Classification of 365 Scenes by fine-tuning Vision Transformer on Places365 Standard dataset.
The Places365 dataset contains 365 Scenes. Below are a few example scenes.
Images | Labels |
---|---|
Baseball Field | |
Balcony Interior | |
Embassy | |
Fire Escape | |
Kitchen | |
Lake Natural | |
Skyscraper | |
Office Cubicles | |
Reception |
The Vision Transformer model was finetuned on the Places365 dataset with the hyperparmeters as follows:
Hyperparameter | Value |
---|---|
Batch Size | 32 |
Learning Rate | 2e-4 |
Optimizer | AdamW |
No of Epochs | 5 |
Evaluate Validation after |
5000 batches |
The metrics were logged with the help of Weights and Biases.

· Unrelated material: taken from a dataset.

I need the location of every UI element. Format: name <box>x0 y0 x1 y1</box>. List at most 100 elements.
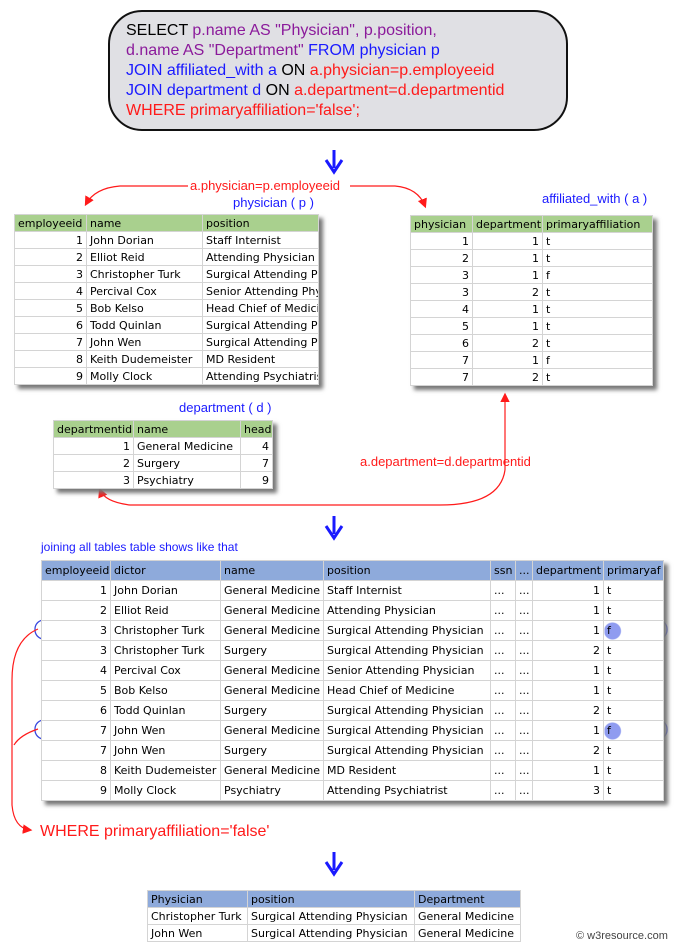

This specific run can be found here.
The Trained Vision Transformer Model was evaluated on the Places365 test dataset and obtained the following results:
Metric | Value |
---|---|
AUROC | 98.90 |
Accuracy Top 5 | 83.52 |
Accuracy Top 1 | 52.47 |
F1-Score | 51.71 |
Precision | 52.70 |
Recall | 52.47 |
- Download the Places365 Standard dataset.
- Install the requirements from requirements.txt.
- Update the paths of
- DATASET_TRAIN_PATH : Path of Places365 Standard training dataset.
- DATASET_TEST_PATH : Path of Places365 Standard validation dataset.
- DATASET_MAPPINGS_PATH : Path to store the dataset mappings for train and test datasets.
- WANDB_PATH : Path to initialize Weights and Bias runs.
- Run preprocess_dataset.py to create a mapping of images.
- Train the model by running the train.py script.
- Evaluate the model on the test dataset by running the evaluate_test.py script.